L’initiation et l’autoformation : Pilier de l’éducation traditionnelle
L’initiation représentait une étape essentielle dans le parcours éducatif africain, marquant la transition de l’enfance à l’âge adulte. Ce processus n’était pas seulement une accumulation de connaissances, mais une transformation intégrale préparant l’individu à assumer des responsabilités sociales. Monsieur Djeka a souligné que, dans ce contexte, l’âge ne déterminait pas la maturité, mais plutôt la capacité à incarner les valeurs et compétences acquises par l’initiation.
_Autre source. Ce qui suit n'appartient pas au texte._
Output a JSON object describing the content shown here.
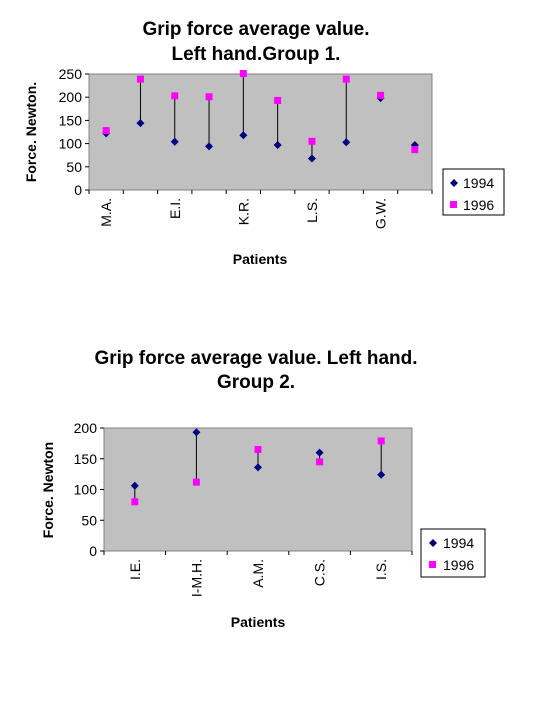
{
  "chart_data": [
    {
      "type": "scatter",
      "title_lines": [
        "Grip force average value.",
        "Left hand.Group 1."
      ],
      "xlabel": "Patients",
      "ylabel": "Force. Newton.",
      "ylim": [
        0,
        250
      ],
      "yticks": [
        0,
        50,
        100,
        150,
        200,
        250
      ],
      "grid": false,
      "legend_position": "right",
      "x_tick_labels": [
        "M.A.",
        "E.I.",
        "K.R.",
        "L.S.",
        "G.W."
      ],
      "x_tick_label_positions": [
        1,
        3,
        5,
        7,
        9
      ],
      "n_points": 10,
      "series": [
        {
          "name": "1994",
          "marker": "diamond",
          "color": "#000080",
          "values": [
            122,
            144,
            104,
            94,
            118,
            97,
            68,
            103,
            198,
            97
          ]
        },
        {
          "name": "1996",
          "marker": "square",
          "color": "#ff00ff",
          "values": [
            128,
            239,
            203,
            201,
            251,
            193,
            105,
            239,
            204,
            87
          ]
        }
      ],
      "plot_background": "#c0c0c0"
    },
    {
      "type": "scatter",
      "title_lines": [
        "Grip force average value. Left hand.",
        "Group 2."
      ],
      "xlabel": "Patients",
      "ylabel": "Force. Newton",
      "ylim": [
        0,
        200
      ],
      "yticks": [
        0,
        50,
        100,
        150,
        200
      ],
      "grid": false,
      "legend_position": "right",
      "x_tick_labels": [
        "I.E.",
        "I-M.H.",
        "A.M.",
        "C.S.",
        "I.S."
      ],
      "x_tick_label_positions": [
        1,
        2,
        3,
        4,
        5
      ],
      "n_points": 5,
      "series": [
        {
          "name": "1994",
          "marker": "diamond",
          "color": "#000080",
          "values": [
            106,
            193,
            136,
            160,
            124
          ]
        },
        {
          "name": "1996",
          "marker": "square",
          "color": "#ff00ff",
          "values": [
            80,
            112,
            165,
            145,
            179
          ]
        }
      ],
      "plot_background": "#c0c0c0"
    }
  ]
}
La méthode d’apprentissage privilégiée était l’autoformation par l’observation active. Contrairement à la pédagogie formelle occidentale, l’éducation originelle africaine misait sur la participation active de l’apprenant, garantissant une intégration pratique et immédiate des connaissances et des compétences dans la vie quotidienne.
Des forces éducatives aux défis modernes
L’une des forces majeures de ce système, selon Monsieur Djeka, était l’égalité d’accès à l’éducation, favorisée par l’absence de murs et l’inclusion communautaire. Tous les enfants, indépendamment de leur origine sociale, pouvaient accéder à une éducation qui les préparait à la fois à une vie morale et à une participation productive dans la société.
Cependant, Djeka Kouadio n’a pas omis les limitations de ce modèle. L’accent mis sur la subordination de l’individu au groupe pouvait parfois freiner l’initiative personnelle et l’innovation. De plus, le caractère informel de l’éducation limitait la diffusion de savoirs plus abstraits, restreignant ainsi l’ouverture à des avancées technologiques et culturelles.
Un système actuel défaillant
Djeka Kouadio critique le système éducatif contemporain en Afrique, le qualifiant de « machine de programmation » plutôt que d’espace d’apprentissage. Il observe que ce système tend à formater les esprits, les adaptant aux besoins des économies globalisées sans encourager la pensée critique ni l’innovation. Cette approche produit des diplômés prêts à remplir des rôles prédéfinis plutôt qu’à résoudre les problèmes complexes de leurs sociétés.
La déstructuration de l’éducation traditionnelle par la traite négrière et la colonisation a contribué à cette dérive. Les systèmes éducatifs introduits par les colons ont souvent été conçus pour produire une main-d’œuvre subordonnée, plutôt que des penseurs indépendants et créatifs.
Vers une renaissance de l’éducation africaine ?
Pour Djeka Kouadio, une réinvention de l’éducation africaine est nécessaire. Il appelle à une éducation endogène qui intègre les valeurs et les besoins locaux tout en favorisant l’innovation et l’ouverture au monde globalisé. Cela implique de puiser dans l’héritage éducatif africain, qui privilégiait l’intégration sociale et le développement holistique de l’individu, tout en l’adaptant aux défis contemporains.
Cette réinvention doit également surmonter les défis imposés par l’histoire coloniale et les réalités actuelles. Une éducation adaptée au XXIe siècle doit encourager l’esprit critique, la créativité et l’initiative personnelle, tout en restant enracinée dans les valeurs culturelles locales.
En somme, l’intervention de Monsieur Djeka offre un appel à repenser l’éducation en Afrique, en s’inspirant des pratiques originelles qui privilégiaient l’intégration sociale et le développement holistique de l’individu. Pour bâtir une société durable et autonome, l’Afrique doit retrouver et adapter son héritage éducatif, tout en surmontant les défis imposés par l’histoire coloniale et les réalités actuelles.
Cette conférence incite à une réflexion profonde sur la manière dont l’éducation peut jouer un rôle central dans la construction d’une société africaine résiliente et innovante, ancrée dans ses valeurs tout en étant ouverte aux dynamiques du XXIe siècle.